Cyberpunk 2077 has seen a massive resurgence since the release of Cyberpunk Edgerunners, a Netflix anime that has garnered widespread critical acclaim from fans and critics alike. More than just being flashy and fun, however, Edgerunners really digs into the heart of what makes the Cyberpunk genre tick, in a far more effective manner than its video game counterpart. Where Cyberpunk 2077 gets bogged down by tropes, Edgerunners soars with emotional storytelling, and the recently announced sequel, Project Orion, needs to take notes.
Edgerunners takes place just before the story of Cyberpunk 2077, and it heavily features locations, corporations, and ideas used in the game. There’s a vital difference between the narrative trappings of the two, as Cyberpunk 2077 tries to put the focus on the “big picture,” telling a story of megacorporations that rule society. It has all the tropes of the Cyberpunk genre, like corporate espionage and body modification, but that’s exactly the problem, as the game’s narrative ends up feeling like a mish-mash of tropes that don’t have anything original or interesting to say.
Edgerunner smartly overcomes this problem by putting its narrative focus squarely on the experiences of its characters, David and Lucy in particular. Edgerunners still has all the themes and tropes of Cyberpunk 2077, but the audience is experiencing those through the emotional filter of David.

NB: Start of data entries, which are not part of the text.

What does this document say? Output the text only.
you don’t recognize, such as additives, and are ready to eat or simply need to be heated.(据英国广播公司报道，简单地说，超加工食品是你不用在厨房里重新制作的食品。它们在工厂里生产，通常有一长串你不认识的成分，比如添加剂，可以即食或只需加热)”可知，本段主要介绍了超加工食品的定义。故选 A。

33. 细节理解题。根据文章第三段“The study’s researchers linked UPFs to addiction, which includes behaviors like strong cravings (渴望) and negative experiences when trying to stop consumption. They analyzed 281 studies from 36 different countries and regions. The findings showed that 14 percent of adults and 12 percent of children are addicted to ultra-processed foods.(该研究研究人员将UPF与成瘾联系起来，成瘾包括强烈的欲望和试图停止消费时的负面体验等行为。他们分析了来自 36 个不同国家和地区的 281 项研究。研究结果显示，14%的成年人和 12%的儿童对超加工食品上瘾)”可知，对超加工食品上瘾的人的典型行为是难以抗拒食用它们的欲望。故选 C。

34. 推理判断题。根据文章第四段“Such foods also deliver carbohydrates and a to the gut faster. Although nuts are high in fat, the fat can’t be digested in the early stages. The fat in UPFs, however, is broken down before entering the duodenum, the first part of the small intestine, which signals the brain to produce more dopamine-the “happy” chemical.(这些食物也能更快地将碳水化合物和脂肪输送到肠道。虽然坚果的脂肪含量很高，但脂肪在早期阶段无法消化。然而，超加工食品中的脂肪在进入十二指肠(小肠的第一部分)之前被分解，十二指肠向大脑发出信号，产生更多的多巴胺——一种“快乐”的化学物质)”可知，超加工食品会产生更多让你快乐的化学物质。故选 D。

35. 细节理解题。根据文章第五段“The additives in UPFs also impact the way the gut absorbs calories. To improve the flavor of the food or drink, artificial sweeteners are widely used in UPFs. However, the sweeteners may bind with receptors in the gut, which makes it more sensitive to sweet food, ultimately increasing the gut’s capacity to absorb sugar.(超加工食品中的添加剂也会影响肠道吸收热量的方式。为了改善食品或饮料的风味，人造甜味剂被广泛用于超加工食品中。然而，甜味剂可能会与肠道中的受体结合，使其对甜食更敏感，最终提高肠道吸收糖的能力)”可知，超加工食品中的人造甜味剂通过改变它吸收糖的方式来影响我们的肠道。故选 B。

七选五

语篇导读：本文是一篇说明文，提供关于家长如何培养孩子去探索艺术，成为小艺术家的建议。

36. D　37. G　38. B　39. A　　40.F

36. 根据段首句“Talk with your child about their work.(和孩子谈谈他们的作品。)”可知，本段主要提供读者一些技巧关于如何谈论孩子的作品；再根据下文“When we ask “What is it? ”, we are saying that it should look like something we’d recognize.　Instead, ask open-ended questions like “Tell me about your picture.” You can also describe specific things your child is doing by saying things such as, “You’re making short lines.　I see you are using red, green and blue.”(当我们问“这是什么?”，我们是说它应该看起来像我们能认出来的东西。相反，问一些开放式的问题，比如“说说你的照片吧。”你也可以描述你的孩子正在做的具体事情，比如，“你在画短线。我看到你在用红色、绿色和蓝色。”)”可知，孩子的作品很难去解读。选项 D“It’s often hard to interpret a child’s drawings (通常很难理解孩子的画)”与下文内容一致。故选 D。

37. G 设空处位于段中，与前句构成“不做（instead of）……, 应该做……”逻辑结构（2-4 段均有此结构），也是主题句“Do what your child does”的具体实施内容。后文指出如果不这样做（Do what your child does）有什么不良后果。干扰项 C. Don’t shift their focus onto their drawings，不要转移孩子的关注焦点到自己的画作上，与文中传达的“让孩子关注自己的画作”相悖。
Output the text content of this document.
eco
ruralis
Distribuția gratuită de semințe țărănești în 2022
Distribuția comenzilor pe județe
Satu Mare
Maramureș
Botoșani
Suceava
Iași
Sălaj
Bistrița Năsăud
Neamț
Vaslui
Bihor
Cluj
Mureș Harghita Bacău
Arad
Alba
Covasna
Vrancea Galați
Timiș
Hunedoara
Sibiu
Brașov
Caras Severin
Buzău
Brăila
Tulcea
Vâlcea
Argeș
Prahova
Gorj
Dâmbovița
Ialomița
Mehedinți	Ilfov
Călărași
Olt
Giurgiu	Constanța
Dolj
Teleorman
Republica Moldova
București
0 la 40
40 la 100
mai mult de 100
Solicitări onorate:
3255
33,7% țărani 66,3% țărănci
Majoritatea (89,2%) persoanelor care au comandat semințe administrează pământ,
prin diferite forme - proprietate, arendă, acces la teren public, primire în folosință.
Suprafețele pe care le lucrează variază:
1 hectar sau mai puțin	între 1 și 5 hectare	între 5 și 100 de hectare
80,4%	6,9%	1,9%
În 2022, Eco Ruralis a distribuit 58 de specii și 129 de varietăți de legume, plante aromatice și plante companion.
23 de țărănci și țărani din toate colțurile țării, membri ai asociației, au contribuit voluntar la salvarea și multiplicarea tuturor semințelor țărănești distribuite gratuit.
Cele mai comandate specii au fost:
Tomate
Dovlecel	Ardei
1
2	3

In Cyberpunk 2077 we know corporations control everything, including healthcare, but there’s no emotional core to drive that theme home. With Edgerunners the very first episode shows David’s mother dying simply because she can’t afford healthcare, and David doesn’t even get to see her because they don’t have the proper plan that grants “visitation.” This is a far more effective way of displaying the insidious grip of capitalism than any of the plot lines in Cyberpunk 2077.
At the same time, this creates a deeply personal reason for David to fight back against the world he’s been thrust into. Edgerunners consistently runs with this theme, the idea of a horrifically unfair world essentially dooming certain people based on the economic situation they’re born into.

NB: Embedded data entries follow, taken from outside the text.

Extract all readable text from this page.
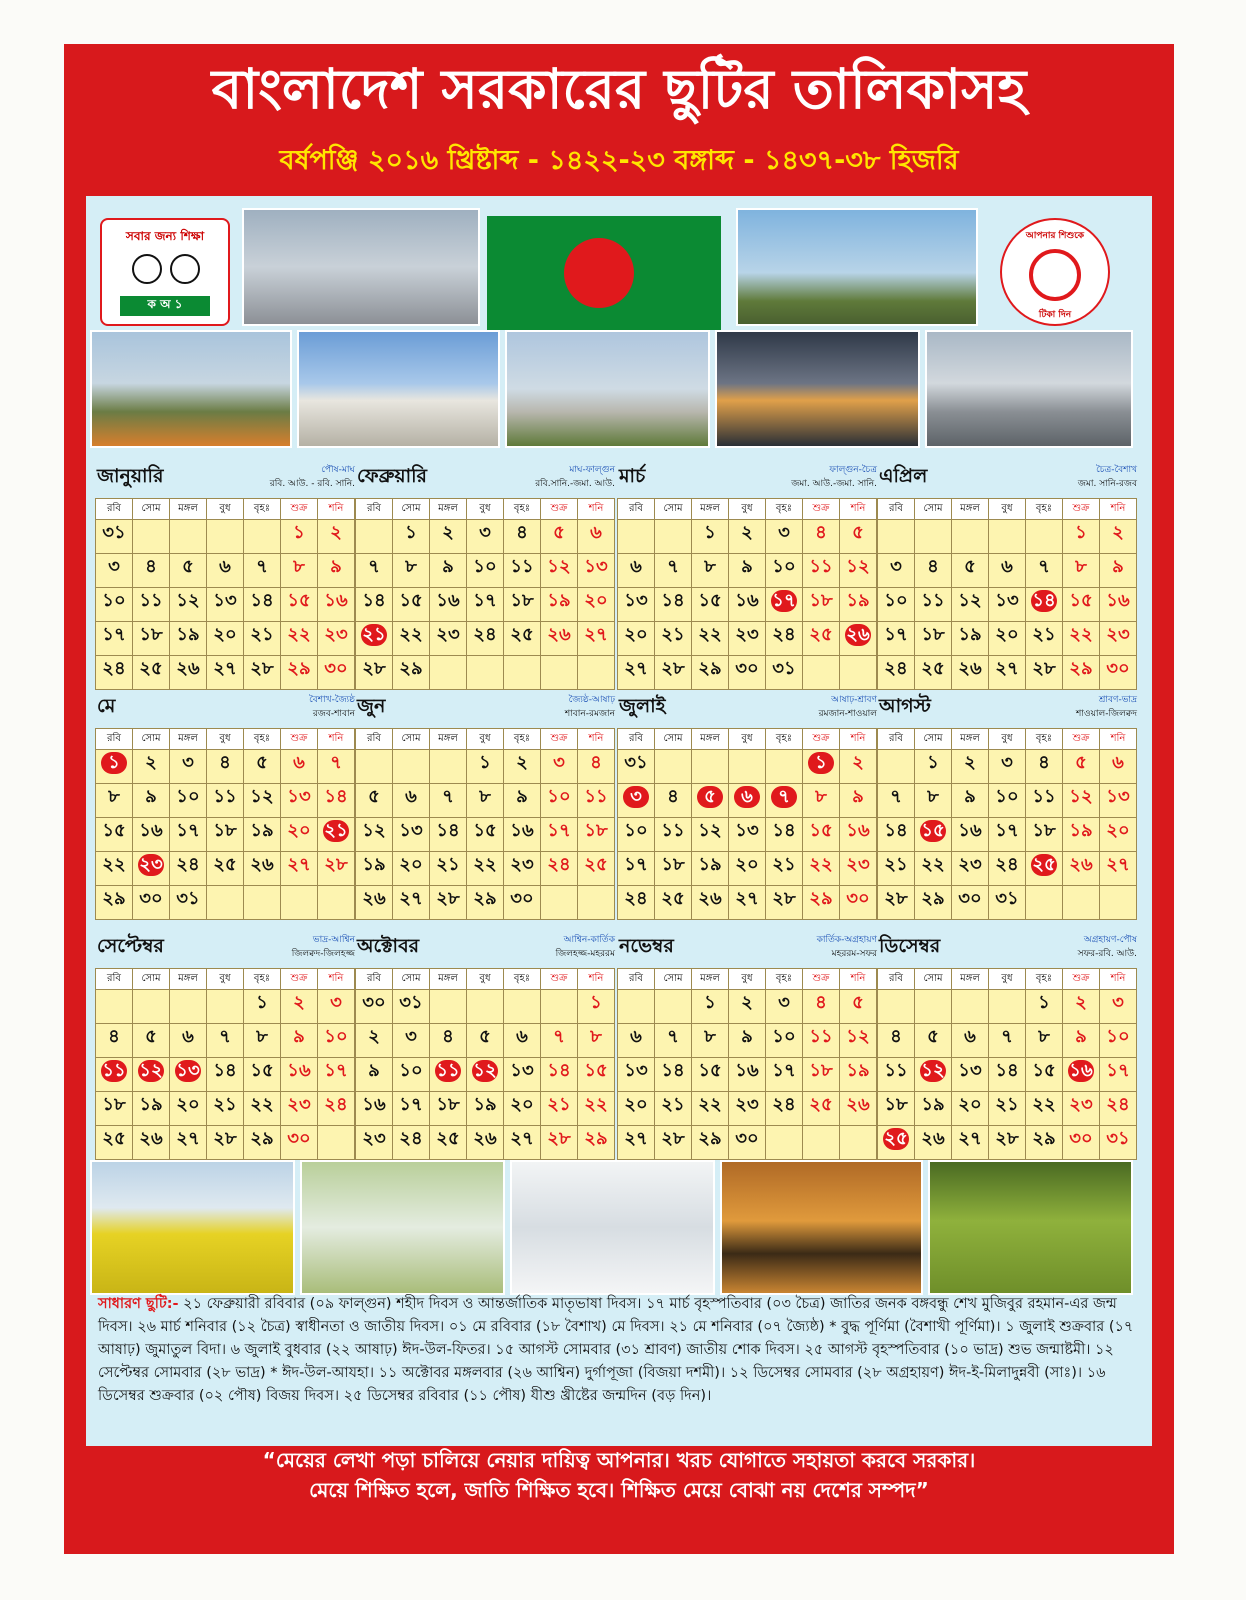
বাংলাদেশ সরকারের ছুটির তালিকাসহ
বর্ষপঞ্জি ২০১৬ খ্রিষ্টাব্দ - ১৪২২-২৩ বঙ্গাব্দ - ১৪৩৭-৩৮ হিজরি
সবার জন্য শিক্ষা
ক অ ১
আপনার শিশুকে
টিকা দিন
জানুয়ারি	পৌষ-মাঘ
রবি. আউ. - রবি. সানি.
রবি	সোম	মঙ্গল	বুধ	বৃহঃ	শুক্র	শনি
৩১					১	২
৩	৪	৫	৬	৭	৮	৯
১০	১১	১২	১৩	১৪	১৫	১৬
১৭	১৮	১৯	২০	২১	২২	২৩
২৪	২৫	২৬	২৭	২৮	২৯	৩০
ফেব্রুয়ারি	মাঘ-ফাল্গুন
রবি.সানি.-জমা. আউ.
রবি	সোম	মঙ্গল	বুধ	বৃহঃ	শুক্র	শনি
	১	২	৩	৪	৫	৬
৭	৮	৯	১০	১১	১২	১৩
১৪	১৫	১৬	১৭	১৮	১৯	২০
২১	২২	২৩	২৪	২৫	২৬	২৭
২৮	২৯					
মার্চ	ফাল্গুন-চৈত্র
জমা. আউ.-জমা. সানি.
রবি	সোম	মঙ্গল	বুধ	বৃহঃ	শুক্র	শনি
		১	২	৩	৪	৫
৬	৭	৮	৯	১০	১১	১২
১৩	১৪	১৫	১৬	১৭	১৮	১৯
২০	২১	২২	২৩	২৪	২৫	২৬
২৭	২৮	২৯	৩০	৩১		
এপ্রিল	চৈত্র-বৈশাখ
জমা. সানি-রজব
রবি	সোম	মঙ্গল	বুধ	বৃহঃ	শুক্র	শনি
					১	২
৩	৪	৫	৬	৭	৮	৯
১০	১১	১২	১৩	১৪	১৫	১৬
১৭	১৮	১৯	২০	২১	২২	২৩
২৪	২৫	২৬	২৭	২৮	২৯	৩০
মে	বৈশাখ-জ্যৈষ্ঠ
রজব-শাবান
রবি	সোম	মঙ্গল	বুধ	বৃহঃ	শুক্র	শনি
১	২	৩	৪	৫	৬	৭
৮	৯	১০	১১	১২	১৩	১৪
১৫	১৬	১৭	১৮	১৯	২০	২১
২২	২৩	২৪	২৫	২৬	২৭	২৮
২৯	৩০	৩১				
জুন	জ্যৈষ্ঠ-আষাঢ়
শাবান-রমজান
রবি	সোম	মঙ্গল	বুধ	বৃহঃ	শুক্র	শনি
			১	২	৩	৪
৫	৬	৭	৮	৯	১০	১১
১২	১৩	১৪	১৫	১৬	১৭	১৮
১৯	২০	২১	২২	২৩	২৪	২৫
২৬	২৭	২৮	২৯	৩০		
জুলাই	আষাঢ়-শ্রাবণ
রমজান-শাওয়াল
রবি	সোম	মঙ্গল	বুধ	বৃহঃ	শুক্র	শনি
৩১					১	২
৩	৪	৫	৬	৭	৮	৯
১০	১১	১২	১৩	১৪	১৫	১৬
১৭	১৮	১৯	২০	২১	২২	২৩
২৪	২৫	২৬	২৭	২৮	২৯	৩০
আগস্ট	শ্রাবণ-ভাদ্র
শাওয়াল-জিলক্বদ
রবি	সোম	মঙ্গল	বুধ	বৃহঃ	শুক্র	শনি
	১	২	৩	৪	৫	৬
৭	৮	৯	১০	১১	১২	১৩
১৪	১৫	১৬	১৭	১৮	১৯	২০
২১	২২	২৩	২৪	২৫	২৬	২৭
২৮	২৯	৩০	৩১			
সেপ্টেম্বর	ভাদ্র-আশ্বিন
জিলক্বদ-জিলহজ্জ
রবি	সোম	মঙ্গল	বুধ	বৃহঃ	শুক্র	শনি
				১	২	৩
৪	৫	৬	৭	৮	৯	১০
১১	১২	১৩	১৪	১৫	১৬	১৭
১৮	১৯	২০	২১	২২	২৩	২৪
২৫	২৬	২৭	২৮	২৯	৩০	
অক্টোবর	আশ্বিন-কার্তিক
জিলহজ্জ-মহররম
রবি	সোম	মঙ্গল	বুধ	বৃহঃ	শুক্র	শনি
৩০	৩১					১
২	৩	৪	৫	৬	৭	৮
৯	১০	১১	১২	১৩	১৪	১৫
১৬	১৭	১৮	১৯	২০	২১	২২
২৩	২৪	২৫	২৬	২৭	২৮	২৯
নভেম্বর	কার্তিক-অগ্রহায়ণ
মহররম-সফর
রবি	সোম	মঙ্গল	বুধ	বৃহঃ	শুক্র	শনি
		১	২	৩	৪	৫
৬	৭	৮	৯	১০	১১	১২
১৩	১৪	১৫	১৬	১৭	১৮	১৯
২০	২১	২২	২৩	২৪	২৫	২৬
২৭	২৮	২৯	৩০			
ডিসেম্বর	অগ্রহায়ণ-পৌষ
সফর-রবি. আউ.
রবি	সোম	মঙ্গল	বুধ	বৃহঃ	শুক্র	শনি
				১	২	৩
৪	৫	৬	৭	৮	৯	১০
১১	১২	১৩	১৪	১৫	১৬	১৭
১৮	১৯	২০	২১	২২	২৩	২৪
২৫	২৬	২৭	২৮	২৯	৩০	৩১
সাধারণ ছুটি:- ২১ ফেব্রুয়ারী রবিবার (০৯ ফাল্গুন) শহীদ দিবস ও আন্তর্জাতিক মাতৃভাষা দিবস। ১৭ মার্চ বৃহস্পতিবার (০৩ চৈত্র) জাতির জনক বঙ্গবন্ধু শেখ মুজিবুর রহমান-এর জন্ম দিবস। ২৬ মার্চ শনিবার (১২ চৈত্র) স্বাধীনতা ও জাতীয় দিবস। ০১ মে রবিবার (১৮ বৈশাখ) মে দিবস। ২১ মে শনিবার (০৭ জ্যৈষ্ঠ) * বুদ্ধ পূর্ণিমা (বৈশাখী পূর্ণিমা)। ১ জুলাই শুক্রবার (১৭ আষাঢ়) জুমাতুল বিদা। ৬ জুলাই বুধবার (২২ আষাঢ়) ঈদ-উল-ফিতর। ১৫ আগস্ট সোমবার (৩১ শ্রাবণ) জাতীয় শোক দিবস। ২৫ আগস্ট বৃহস্পতিবার (১০ ভাদ্র) শুভ জন্মাষ্টমী। ১২ সেপ্টেম্বর সোমবার (২৮ ভাদ্র) * ঈদ-উল-আযহা। ১১ অক্টোবর মঙ্গলবার (২৬ আশ্বিন) দুর্গাপূজা (বিজয়া দশমী)। ১২ ডিসেম্বর সোমবার (২৮ অগ্রহায়ণ) ঈদ-ই-মিলাদুন্নবী (সাঃ)। ১৬ ডিসেম্বর শুক্রবার (০২ পৌষ) বিজয় দিবস। ২৫ ডিসেম্বর রবিবার (১১ পৌষ) যীশু খ্রীষ্টের জন্মদিন (বড় দিন)।
“মেয়ের লেখা পড়া চালিয়ে নেয়ার দায়িত্ব আপনার। খরচ যোগাতে সহায়তা করবে সরকার।
মেয়ে শিক্ষিত হলে, জাতি শিক্ষিত হবে। শিক্ষিত মেয়ে বোঝা নয় দেশের সম্পদ”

With that as the foundation, the audience gets to see David navigate the world of Cyberpunk, as he invests in body modification to change his fate, and meets a group of others that also refuse to simply “accept” their place. Then with Lucy, as we learn more about her past, we see her struggle to save David from the horrors she herself experienced.
As Edgerunners loops in more themes and tropes, it never loses sight of its character’s emotional core, and the overarching theme of the show is finding solace in kindred souls, even as the world around you wants you dead.
Cyberpunk 2077 simply doesn’t earn its emotional moments like Edgerunners, and that’s mostly down to the story feeling too convoluted and unfocused. There are too many corporations and players to keep track of, and that’s before even talking about Johnny Silverhand. While Keanu Reeves puts up an expectedly strong performance, ultimately Cyberpunk 2077 doesn’t give us enough reason to care about Johnny as a character.
Bits and pieces of his story are revealed as the narrative goes along, but we never get much of a feel for the character outside of him being a grungy leather pants-wearing anarchist. At the same time, the narrative conceit of Johnny and V’s consciousness colliding isn’t explored as much as it could be. Before long Johhny simply feels like a voice in your ear, and there’s no sense of conflicting ideals or personalities, he just feels like another NPC.
A better decision might have been to make the player take on the role of Johnny themselves, using a kind of meta-narrative that forces the player to override the personality of an NPC and call into question the ethics of that.
Ultimately, Cyberpunk 2077 suffers from too much exposition that doesn’t provide an emotional reason for the players to care about what’s happening to the characters on-screen. Ironically, what Edgerunners gets right is exactly what worked so well about The Witcher 3’s narrative as well. In The Witcher 3, the story always ties back to Geralt’s search for Ciri, and the emotional bond between them. Along the way, there might be Empires, wars, and interdimensional beings, but ultimately the story is nothing more than a father searching for his lost daughter. The Witcher 3 never forgets that fact, and that’s why it works.
Cyberpunk 2077 may be in the middle of a renaissance, but moving forward CD Projekt is going to have to seriously consider how it can change and refine its approach. The overwhelming success of Edgerunners should be a strong indication that these more focused character stories are a great way of exploring the genre, rather than trying to tell a massive epic tale with so many moving parts. If anything, Project Orion needs to go back to basics and keep it simple.